Corne and colleagues (10) implied recently that the carbon dioxide set-point measured during modified rebreathing trials represents the point at which the decline in poststimulus potentiation intersects with the increase in end-tidal carbon dioxide. This is unlikely the case because poststimulus potentiation is often not observed. Furthermore, when it is observed after hypocapnic (21, 22, 28) or isocapnic hyperventilation (J. Duffin, personal communication), the time constant is much shorter than the time required to attain the recruitment threshold (21, 22, 28). Nevertheless, even if the hypothesis is correct, our finding that the time constant measures were similar between sexes both before and after episodic hypoxia suggests that the impact of poststimulus potentiation on the set point or other measures did not vary throughout the experimental protocol.

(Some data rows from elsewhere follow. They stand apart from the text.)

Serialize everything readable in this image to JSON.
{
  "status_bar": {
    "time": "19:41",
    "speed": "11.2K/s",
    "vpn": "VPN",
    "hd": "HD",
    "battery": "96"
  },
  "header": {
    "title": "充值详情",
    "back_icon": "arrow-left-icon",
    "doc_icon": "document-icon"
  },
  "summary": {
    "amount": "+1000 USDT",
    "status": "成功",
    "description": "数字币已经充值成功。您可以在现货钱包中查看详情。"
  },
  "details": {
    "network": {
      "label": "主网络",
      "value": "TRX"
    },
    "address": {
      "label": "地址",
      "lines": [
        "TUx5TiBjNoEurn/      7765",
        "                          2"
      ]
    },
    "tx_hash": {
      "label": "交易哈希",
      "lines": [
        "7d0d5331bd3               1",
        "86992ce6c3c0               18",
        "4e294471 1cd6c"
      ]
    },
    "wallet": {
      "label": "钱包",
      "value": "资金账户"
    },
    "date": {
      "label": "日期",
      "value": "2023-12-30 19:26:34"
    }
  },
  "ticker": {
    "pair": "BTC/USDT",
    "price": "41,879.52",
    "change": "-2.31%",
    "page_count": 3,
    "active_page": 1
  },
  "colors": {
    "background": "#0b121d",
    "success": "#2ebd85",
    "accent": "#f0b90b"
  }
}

It may be argued that the slope of the minute ventilation vs. PETCO2 relationship (i.e., chemoreflex sensitivity) measured during the isooxic hyperoxic and hypoxic carbon dioxide-rebreathing trials should have been corrected for body surface area, because this measure was significantly different between groups. However, we did not find a correlation between height, weight, body mass index, or body surface area and the slope of the minute ventilation vs. PETCO2 relationship, which suggests that a correction for body surface area was not warranted. The lack of a correlation between body surface area and ventilatory response has been reported in a previous study (44). Moreover, although Aitken et al. (2) showed sex differences in ventilatory control between extremes in height and weight (see comparison between "short" vs. "tall" group), additional results showed that a group deemed "average" had a blunted ventilatory response compared with both the short and tall groups. This finding suggests that height, weight, and body surface area did not impact on the ventilatory responses as implied by the comparisons between extreme groups (i.e., short and tall).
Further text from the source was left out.